Unfortunately, however, these resources are not always reliable. Solar panels are of little use on cloudy days, and wind turbines remain barren in quiet conditions. In sunnier or windier periods, however, more power is generated than is wanted or needed. This excess power is essentially wasted, while fossil fuels remain as back-up for the next time that demand outstrips supply.
But what if we could store that excess energy and use it at a later time? This would allow us to maximise the use of renewable resources while reducing our dependency on dirtier fuels.
With its focus on battery storage, this is the solution promised by Field. Already, the startup is developing, building and operating its grid-scale sites across the UK and Europe.
“We’re already making fast progress,” says Gudka. “Our first 20 MWh battery storage project, located near Manchester, came online in under 15 months. It has already helped to stabilise the grid by providing a number of critical ancillary services.”
“Typically, the infrastructure industry moves extremely slowly,” he continues. “Because of the way Field has been set up we can move quickly. “Field develops, builds and operates our sites ourselves, including our own in-house optimisation platform. This allows us to build a more comprehensive view of the energy market than that of a typical infrastructure development business.”
Initially, Field has focused its efforts on short-duration battery storage. Its sites are charged up when the grid’s proportion of renewable energy is high before being discharged when local demand would otherwise require the consumption of fossil fuels. By maximising the use of renewable resources, Field’s assets can lower the costs of power supplies. Its sites are also equipped for the provision of additional services including stabilisation, frequency regulation and voltage support.
“This helps to create a more reliable, flexible and decarbonised national grid,” claims Gudka. “Battery storage really is the swiss army knife of the energy system.”
To date, Field has around 230 MWh of storage capacity either in operation or under construction. Its assets are spread across the UK, with pipelined projects scattered through Europe.
According to the International Energy Agency, batteries are the most scalable type of grid-scale energy storage. As the gradual transition to renewable resources drives the demand for storage capacity, grid-scale batteries are projected to account for the majority of global requirements.
Still, battery storage capacity must be rapidly expanded if the net zero shift is to be achieved. Estimates suggest that around 680 GW must be installed by 2030, with 140 GW being installed in that year alone. With this in mind, Field’s target market is unlikely to be overly constrained.

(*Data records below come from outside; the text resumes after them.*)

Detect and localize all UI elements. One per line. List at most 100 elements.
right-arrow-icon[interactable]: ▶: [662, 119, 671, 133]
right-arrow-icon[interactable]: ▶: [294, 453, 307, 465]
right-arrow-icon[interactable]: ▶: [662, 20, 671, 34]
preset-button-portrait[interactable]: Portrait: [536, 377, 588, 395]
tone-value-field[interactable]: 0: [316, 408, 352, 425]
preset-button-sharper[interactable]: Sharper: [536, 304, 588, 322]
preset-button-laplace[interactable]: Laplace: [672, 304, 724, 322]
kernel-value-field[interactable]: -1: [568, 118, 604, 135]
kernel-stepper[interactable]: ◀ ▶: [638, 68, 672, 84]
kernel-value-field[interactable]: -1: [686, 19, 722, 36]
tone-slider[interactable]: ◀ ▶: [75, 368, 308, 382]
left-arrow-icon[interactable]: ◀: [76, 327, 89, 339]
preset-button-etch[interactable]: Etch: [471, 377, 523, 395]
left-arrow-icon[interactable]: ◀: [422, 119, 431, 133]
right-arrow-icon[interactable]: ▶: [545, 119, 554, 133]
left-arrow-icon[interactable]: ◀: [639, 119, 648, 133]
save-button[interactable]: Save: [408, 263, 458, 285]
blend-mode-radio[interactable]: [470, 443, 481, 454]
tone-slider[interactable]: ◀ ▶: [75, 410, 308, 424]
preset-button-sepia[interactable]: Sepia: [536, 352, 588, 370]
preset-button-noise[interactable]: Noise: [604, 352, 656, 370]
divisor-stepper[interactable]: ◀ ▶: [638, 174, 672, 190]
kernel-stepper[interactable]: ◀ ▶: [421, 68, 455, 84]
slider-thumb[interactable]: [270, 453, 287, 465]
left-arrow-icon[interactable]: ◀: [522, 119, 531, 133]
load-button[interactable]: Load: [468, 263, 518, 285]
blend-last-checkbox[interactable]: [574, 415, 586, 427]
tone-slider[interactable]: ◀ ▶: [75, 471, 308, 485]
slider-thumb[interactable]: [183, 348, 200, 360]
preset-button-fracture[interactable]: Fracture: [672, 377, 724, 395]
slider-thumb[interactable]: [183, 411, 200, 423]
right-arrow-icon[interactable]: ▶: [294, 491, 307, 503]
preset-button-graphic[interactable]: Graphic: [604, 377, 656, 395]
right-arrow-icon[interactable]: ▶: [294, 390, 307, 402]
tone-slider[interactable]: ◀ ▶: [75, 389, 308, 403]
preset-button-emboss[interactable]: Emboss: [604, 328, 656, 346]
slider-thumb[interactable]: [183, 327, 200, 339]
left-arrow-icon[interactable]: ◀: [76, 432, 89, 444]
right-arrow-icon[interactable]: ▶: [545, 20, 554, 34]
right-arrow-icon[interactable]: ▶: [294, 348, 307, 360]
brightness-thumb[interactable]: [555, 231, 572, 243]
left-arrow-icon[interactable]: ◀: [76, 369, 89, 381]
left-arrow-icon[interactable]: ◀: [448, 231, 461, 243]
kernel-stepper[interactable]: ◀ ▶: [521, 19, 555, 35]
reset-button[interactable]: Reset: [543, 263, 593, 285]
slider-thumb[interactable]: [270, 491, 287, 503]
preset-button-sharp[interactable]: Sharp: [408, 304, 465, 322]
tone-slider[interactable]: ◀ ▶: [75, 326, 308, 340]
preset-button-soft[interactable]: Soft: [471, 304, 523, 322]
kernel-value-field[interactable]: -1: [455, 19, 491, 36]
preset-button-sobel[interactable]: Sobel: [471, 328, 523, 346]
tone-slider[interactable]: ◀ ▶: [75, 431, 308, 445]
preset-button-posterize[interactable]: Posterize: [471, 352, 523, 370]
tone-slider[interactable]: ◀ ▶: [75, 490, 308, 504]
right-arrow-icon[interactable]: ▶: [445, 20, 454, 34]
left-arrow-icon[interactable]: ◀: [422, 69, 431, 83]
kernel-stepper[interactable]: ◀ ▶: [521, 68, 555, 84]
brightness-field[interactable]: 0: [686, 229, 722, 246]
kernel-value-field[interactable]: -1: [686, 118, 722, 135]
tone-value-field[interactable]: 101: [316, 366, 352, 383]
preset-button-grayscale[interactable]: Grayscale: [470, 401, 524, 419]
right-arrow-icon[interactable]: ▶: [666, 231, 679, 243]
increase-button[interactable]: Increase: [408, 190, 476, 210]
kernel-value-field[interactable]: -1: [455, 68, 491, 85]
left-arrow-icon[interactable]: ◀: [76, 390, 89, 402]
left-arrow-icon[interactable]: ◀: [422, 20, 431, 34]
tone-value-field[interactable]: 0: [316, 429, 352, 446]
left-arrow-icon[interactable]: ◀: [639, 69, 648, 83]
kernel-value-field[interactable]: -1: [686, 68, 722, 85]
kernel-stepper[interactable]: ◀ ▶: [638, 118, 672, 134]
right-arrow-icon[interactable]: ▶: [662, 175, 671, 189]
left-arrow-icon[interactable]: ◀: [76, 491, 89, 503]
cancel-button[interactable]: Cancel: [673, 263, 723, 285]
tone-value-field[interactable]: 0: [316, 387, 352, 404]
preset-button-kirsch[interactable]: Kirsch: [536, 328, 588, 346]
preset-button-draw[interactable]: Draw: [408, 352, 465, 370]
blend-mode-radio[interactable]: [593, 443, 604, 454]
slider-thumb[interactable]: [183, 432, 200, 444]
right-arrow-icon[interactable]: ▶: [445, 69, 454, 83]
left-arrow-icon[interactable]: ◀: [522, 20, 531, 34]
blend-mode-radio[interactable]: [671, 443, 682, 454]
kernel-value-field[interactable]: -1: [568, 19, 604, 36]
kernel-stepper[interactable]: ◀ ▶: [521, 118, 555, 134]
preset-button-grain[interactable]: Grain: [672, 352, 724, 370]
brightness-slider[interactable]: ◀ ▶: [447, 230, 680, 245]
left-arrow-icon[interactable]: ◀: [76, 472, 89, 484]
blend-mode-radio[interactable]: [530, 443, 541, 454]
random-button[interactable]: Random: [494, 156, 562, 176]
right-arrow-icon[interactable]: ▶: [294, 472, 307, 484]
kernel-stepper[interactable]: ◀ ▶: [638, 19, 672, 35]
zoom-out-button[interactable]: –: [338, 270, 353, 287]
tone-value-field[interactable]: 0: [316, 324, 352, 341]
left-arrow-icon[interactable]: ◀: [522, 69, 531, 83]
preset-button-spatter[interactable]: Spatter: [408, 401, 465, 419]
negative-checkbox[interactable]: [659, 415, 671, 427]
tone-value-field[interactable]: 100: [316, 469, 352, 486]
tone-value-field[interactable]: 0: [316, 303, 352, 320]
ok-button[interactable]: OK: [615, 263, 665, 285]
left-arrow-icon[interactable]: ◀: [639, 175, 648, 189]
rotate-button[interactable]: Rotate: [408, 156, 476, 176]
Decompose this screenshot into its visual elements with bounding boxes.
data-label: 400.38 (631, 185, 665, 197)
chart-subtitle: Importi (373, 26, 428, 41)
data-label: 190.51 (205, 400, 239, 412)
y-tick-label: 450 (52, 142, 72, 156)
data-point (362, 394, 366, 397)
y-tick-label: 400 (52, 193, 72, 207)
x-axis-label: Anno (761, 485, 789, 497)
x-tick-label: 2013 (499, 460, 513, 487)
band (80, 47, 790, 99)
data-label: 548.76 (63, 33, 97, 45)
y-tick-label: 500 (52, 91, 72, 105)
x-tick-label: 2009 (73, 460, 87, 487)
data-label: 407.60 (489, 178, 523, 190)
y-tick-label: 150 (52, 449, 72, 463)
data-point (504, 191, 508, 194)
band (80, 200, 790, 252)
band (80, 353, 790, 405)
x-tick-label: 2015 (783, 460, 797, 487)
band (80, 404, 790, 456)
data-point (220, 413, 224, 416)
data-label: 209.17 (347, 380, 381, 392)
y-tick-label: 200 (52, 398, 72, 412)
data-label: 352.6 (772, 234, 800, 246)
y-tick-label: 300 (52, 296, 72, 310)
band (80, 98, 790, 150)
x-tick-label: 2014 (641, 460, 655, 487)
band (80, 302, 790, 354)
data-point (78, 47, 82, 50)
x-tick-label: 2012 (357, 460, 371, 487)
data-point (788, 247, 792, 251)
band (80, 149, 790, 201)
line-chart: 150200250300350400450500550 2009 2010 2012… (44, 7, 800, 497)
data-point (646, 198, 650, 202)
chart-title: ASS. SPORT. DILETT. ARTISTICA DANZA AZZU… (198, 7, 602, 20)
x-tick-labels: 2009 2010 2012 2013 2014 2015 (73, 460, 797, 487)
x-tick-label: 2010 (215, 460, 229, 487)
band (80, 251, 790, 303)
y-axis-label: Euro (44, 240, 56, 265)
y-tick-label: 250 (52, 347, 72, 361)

Every startup faces its battles
Nonetheless, Field’s area of business comes with more specific challenges to be addressed. In recent years, for example, supply chain bottlenecks and rising competition for critical materials has made it difficult to secure a reliable input.
Getting connected to the grid is also a struggle. Gudka explains that National Grid (LON:NG) is working alongside the UK’s regulators to accelerate the process of grid connection before adding that the industry itself must also make further improvements.
In terms of competition, Gudka says that a successful energy transition will rely on global cooperation and coordination between actors across the board.
“We need to build a lot of infrastructure,” he points out. “There are a number of great companies building technology and infrastructure across the renewable energy space, but we don’t really see them as rivals – this is not a ‘winner takes all’.”
Despite this lack of competitive spirit, Gudka holds lofty ambitions.
“We have big plans to become one of the new big green infrastructure companies in Europe,” he says. “Our goal is to scale to 11 GWh of storage by 2030, preventing 60m tonnes of CO2e from entering the atmosphere over 20 years.”
Holding true to his collaborative values, however, Gudka refers to the company’s ESG ratchet clause as being fully open source for replication by any interested party.
“This clause supports the growth of companies accelerating the transition to net zero,” he explains. “It is the first known open-source interest ratchet mechanism in the UK & EU renewables sector that is linked to measurable, objective carbon savings. By publishing the clause, we’re aiming to support more investors and businesses in developing robust impacting investing practices.”